I am trying to learn Kafka by taking the classic Twitter streaming example. I am trying to use my producer to stream twitter data based on 2 filters to different partition of same topic. For example, twitter data with tracks='Google' to one partition and track='Apple' to another.
class Producer(StreamListener):
def __init__(self, producer):
self.producer = producer
def on_data(self, data):
self.producer.send(topic_name, value=data)
return True
def on_error(self, error):
print(error)
twitter_stream = Stream(auth, Producer(producer))
twitter_stream.filter(track=["Google"])
How do i add another track and stream that data to another partition.
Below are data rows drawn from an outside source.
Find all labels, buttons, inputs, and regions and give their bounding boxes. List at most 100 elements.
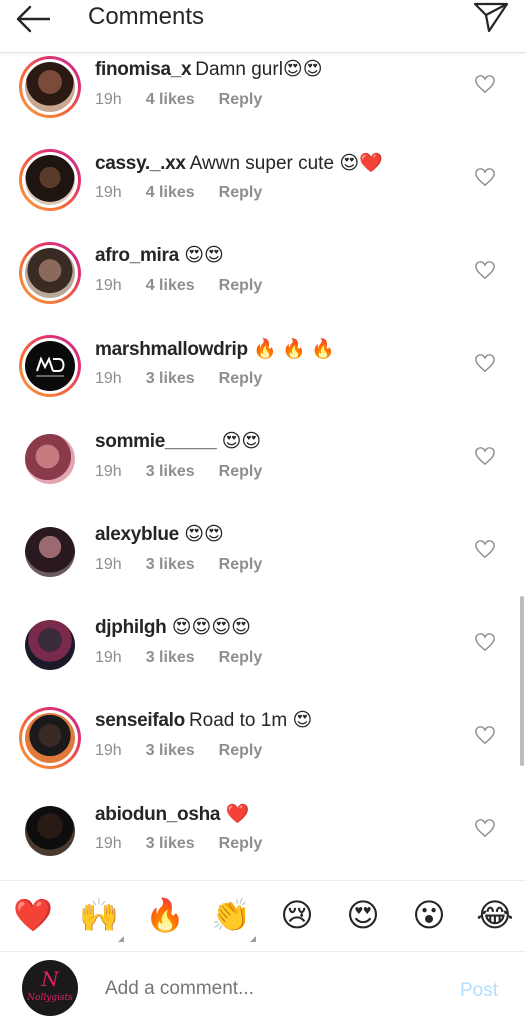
comments-header: Comments [0, 0, 526, 53]
likes-count[interactable]: 3 likes [146, 835, 195, 852]
comment-username[interactable]: alexyblue [95, 524, 179, 545]
comment-row: cassy._.xx Awwn super cute 😍❤️ 19h 4 likes… [0, 145, 526, 238]
reaction-surprised-face[interactable]: 😮 [409, 895, 449, 935]
comment-username[interactable]: marshmallowdrip [95, 339, 248, 360]
likes-count[interactable]: 3 likes [146, 463, 195, 480]
reply-button[interactable]: Reply [219, 649, 263, 666]
reply-button[interactable]: Reply [219, 835, 263, 852]
avatar[interactable] [19, 614, 81, 676]
comment-time: 19h [95, 742, 122, 759]
comment-emoji: 😍😍 [184, 524, 224, 545]
comment-emoji: 😍😍 [184, 245, 224, 266]
variant-indicator-icon [250, 936, 256, 942]
comment-emoji: 😍❤️ [339, 153, 383, 174]
avatar[interactable] [19, 242, 81, 304]
current-user-avatar: N Nollygists [22, 960, 78, 1016]
comment-row: senseifalo Road to 1m 😍 19h 3 likes Reply [0, 703, 526, 796]
comment-row: marshmallowdrip 🔥 🔥 🔥 19h 3 likes Reply [0, 331, 526, 424]
reply-button[interactable]: Reply [219, 370, 263, 387]
reply-button[interactable]: Reply [219, 556, 263, 573]
post-button[interactable]: Post [460, 980, 498, 1002]
comment-username[interactable]: afro_mira [95, 245, 179, 266]
comment-time: 19h [95, 184, 122, 201]
comment-time: 19h [95, 277, 122, 294]
like-heart-icon[interactable] [474, 539, 496, 559]
comment-emoji: 😍😍😍😍 [171, 617, 251, 638]
nollygists-logo: N Nollygists [26, 967, 73, 1003]
avatar[interactable] [19, 56, 81, 118]
comment-time: 19h [95, 463, 122, 480]
reply-button[interactable]: Reply [219, 742, 263, 759]
comment-time: 19h [95, 556, 122, 573]
avatar[interactable] [19, 149, 81, 211]
like-heart-icon[interactable] [474, 260, 496, 280]
likes-count[interactable]: 3 likes [146, 742, 195, 759]
comment-text: Awwn super cute [189, 153, 335, 174]
likes-count[interactable]: 3 likes [146, 370, 195, 387]
reply-button[interactable]: Reply [219, 463, 263, 480]
comment-input[interactable] [105, 978, 435, 1000]
comment-emoji: 🔥 🔥 🔥 [253, 339, 335, 360]
reaction-clapping-hands[interactable]: 👏 [211, 895, 251, 935]
reaction-raising-hands[interactable]: 🙌 [79, 895, 119, 935]
scrollbar[interactable] [520, 596, 524, 766]
comment-row: sommie_____ 😍😍 19h 3 likes Reply [0, 424, 526, 517]
reaction-red-heart[interactable]: ❤️ [13, 895, 53, 935]
comment-row: djphilgh 😍😍😍😍 19h 3 likes Reply [0, 610, 526, 703]
comment-time: 19h [95, 835, 122, 852]
reaction-crying-face[interactable]: 😢 [277, 895, 317, 935]
nollygists-logo-text: Nollygists [26, 993, 73, 1003]
like-heart-icon[interactable] [474, 818, 496, 838]
quick-reaction-bar: ❤️ 🙌 🔥 👏 😢 😍 😮 😂 [0, 880, 526, 952]
comment-username[interactable]: abiodun_osha [95, 804, 221, 825]
comment-username[interactable]: senseifalo [95, 710, 185, 731]
like-heart-icon[interactable] [474, 353, 496, 373]
likes-count[interactable]: 4 likes [146, 184, 195, 201]
likes-count[interactable]: 3 likes [146, 649, 195, 666]
comment-time: 19h [95, 649, 122, 666]
comment-time: 19h [95, 91, 122, 108]
like-heart-icon[interactable] [474, 632, 496, 652]
avatar[interactable] [19, 335, 81, 397]
comment-time: 19h [95, 370, 122, 387]
comment-text: Damn gurl [195, 59, 283, 80]
variant-indicator-icon [118, 936, 124, 942]
reaction-heart-eyes[interactable]: 😍 [343, 895, 383, 935]
back-arrow-icon[interactable] [14, 4, 54, 34]
like-heart-icon[interactable] [474, 446, 496, 466]
comment-row: alexyblue 😍😍 19h 3 likes Reply [0, 517, 526, 610]
comment-row: finomisa_x Damn gurl😍😍 19h 4 likes Reply [0, 52, 526, 145]
marshmallowdrip-logo [36, 356, 65, 377]
avatar[interactable] [19, 428, 81, 490]
comment-username[interactable]: sommie_____ [95, 431, 217, 452]
comment-emoji: 😍😍 [221, 431, 262, 452]
comment-composer: N Nollygists Post [0, 951, 526, 1025]
comment-row: afro_mira 😍😍 19h 4 likes Reply [0, 238, 526, 331]
likes-count[interactable]: 4 likes [146, 91, 195, 108]
likes-count[interactable]: 4 likes [146, 277, 195, 294]
comment-username[interactable]: finomisa_x [95, 59, 192, 80]
comment-username[interactable]: cassy._.xx [95, 153, 186, 174]
comment-row: abiodun_osha ❤️ 19h 3 likes Reply [0, 796, 526, 880]
comment-emoji: ❤️ [225, 804, 250, 825]
like-heart-icon[interactable] [474, 167, 496, 187]
reply-button[interactable]: Reply [219, 91, 263, 108]
comment-username[interactable]: djphilgh [95, 617, 167, 638]
comment-emoji: 😍 [292, 710, 313, 731]
comment-text: Road to 1m [188, 710, 288, 731]
comment-list[interactable]: finomisa_x Damn gurl😍😍 19h 4 likes Reply ca… [0, 52, 526, 880]
like-heart-icon[interactable] [474, 74, 496, 94]
avatar[interactable] [19, 800, 81, 862]
page-title: Comments [88, 3, 205, 30]
reaction-tears-of-joy[interactable]: 😂 [475, 895, 515, 935]
comment-emoji: 😍😍 [282, 59, 323, 80]
likes-count[interactable]: 3 likes [146, 556, 195, 573]
like-heart-icon[interactable] [474, 725, 496, 745]
reply-button[interactable]: Reply [219, 184, 263, 201]
reply-button[interactable]: Reply [219, 277, 263, 294]
avatar[interactable] [19, 521, 81, 583]
direct-send-icon[interactable] [472, 0, 510, 34]
svg-text:N: N [40, 967, 60, 991]
reaction-fire[interactable]: 🔥 [145, 895, 185, 935]
avatar[interactable] [19, 707, 81, 769]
Likewise, how do i make my consumer consume from a specific partition.
consumer = KafkaConsumer(
topic_name,
bootstrap_servers=['localhost:9092'],
auto_offset_reset='latest',
enable_auto_commit=True,
auto_commit_interval_ms = 5000,
max_poll_records = 100,
value_deserializer=lambda x: json.loads(x.decode('utf-8')))
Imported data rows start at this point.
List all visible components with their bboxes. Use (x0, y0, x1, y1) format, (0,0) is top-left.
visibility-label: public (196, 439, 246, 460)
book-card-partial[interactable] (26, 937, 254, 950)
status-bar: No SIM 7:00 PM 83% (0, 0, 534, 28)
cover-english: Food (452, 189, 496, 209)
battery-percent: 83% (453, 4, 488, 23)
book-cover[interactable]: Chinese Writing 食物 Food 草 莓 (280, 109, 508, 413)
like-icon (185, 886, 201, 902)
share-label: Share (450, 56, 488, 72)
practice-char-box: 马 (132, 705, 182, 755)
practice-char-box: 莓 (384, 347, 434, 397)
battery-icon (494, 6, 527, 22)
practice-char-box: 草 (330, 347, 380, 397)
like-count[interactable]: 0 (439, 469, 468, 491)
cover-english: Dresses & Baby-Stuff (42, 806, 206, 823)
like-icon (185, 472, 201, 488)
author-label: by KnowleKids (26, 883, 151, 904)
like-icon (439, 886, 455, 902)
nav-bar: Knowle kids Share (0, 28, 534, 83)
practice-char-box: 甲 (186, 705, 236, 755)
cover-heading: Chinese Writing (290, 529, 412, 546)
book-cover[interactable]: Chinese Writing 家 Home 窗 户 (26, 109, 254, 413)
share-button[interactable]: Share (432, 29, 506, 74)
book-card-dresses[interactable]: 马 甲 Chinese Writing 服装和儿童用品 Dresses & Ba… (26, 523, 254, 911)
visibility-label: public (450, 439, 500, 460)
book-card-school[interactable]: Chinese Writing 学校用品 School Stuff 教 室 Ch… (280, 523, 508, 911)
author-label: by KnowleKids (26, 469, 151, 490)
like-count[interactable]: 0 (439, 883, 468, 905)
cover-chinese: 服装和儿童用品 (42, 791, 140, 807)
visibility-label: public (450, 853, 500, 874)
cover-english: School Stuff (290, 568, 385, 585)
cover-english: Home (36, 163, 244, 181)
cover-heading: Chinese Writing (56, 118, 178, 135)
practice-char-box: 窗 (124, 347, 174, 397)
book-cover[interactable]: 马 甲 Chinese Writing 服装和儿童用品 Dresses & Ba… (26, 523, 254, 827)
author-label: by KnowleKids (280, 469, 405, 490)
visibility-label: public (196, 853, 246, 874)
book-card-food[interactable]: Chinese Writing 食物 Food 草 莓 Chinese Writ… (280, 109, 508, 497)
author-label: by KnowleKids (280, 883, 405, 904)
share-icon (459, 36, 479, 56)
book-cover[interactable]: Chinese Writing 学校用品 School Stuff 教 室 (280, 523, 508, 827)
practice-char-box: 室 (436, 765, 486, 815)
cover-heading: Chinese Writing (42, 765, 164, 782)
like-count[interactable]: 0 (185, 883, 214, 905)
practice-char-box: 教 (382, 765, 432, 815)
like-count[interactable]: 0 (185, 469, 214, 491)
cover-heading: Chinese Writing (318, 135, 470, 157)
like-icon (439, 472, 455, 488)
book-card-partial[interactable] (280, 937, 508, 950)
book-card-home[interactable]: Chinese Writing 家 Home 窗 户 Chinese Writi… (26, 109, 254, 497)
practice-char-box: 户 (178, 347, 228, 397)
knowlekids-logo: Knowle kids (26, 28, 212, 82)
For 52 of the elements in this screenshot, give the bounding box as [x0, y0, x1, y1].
After some research, I was able to resolve this issue:
In the producer side, specify the partition:
self.producer.send(topic_name, value=data,partition=0)
In the consumer side,
consumer = KafkaConsumer(
bootstrap_servers=['localhost:9092'],
auto_offset_reset='latest',
enable_auto_commit=True,
auto_commit_interval_ms = 5000,
max_poll_records = 100,
value_deserializer=lambda x: json.loads(x.decode('utf-8')))
consumer.assign([TopicPartition('trial', 0)])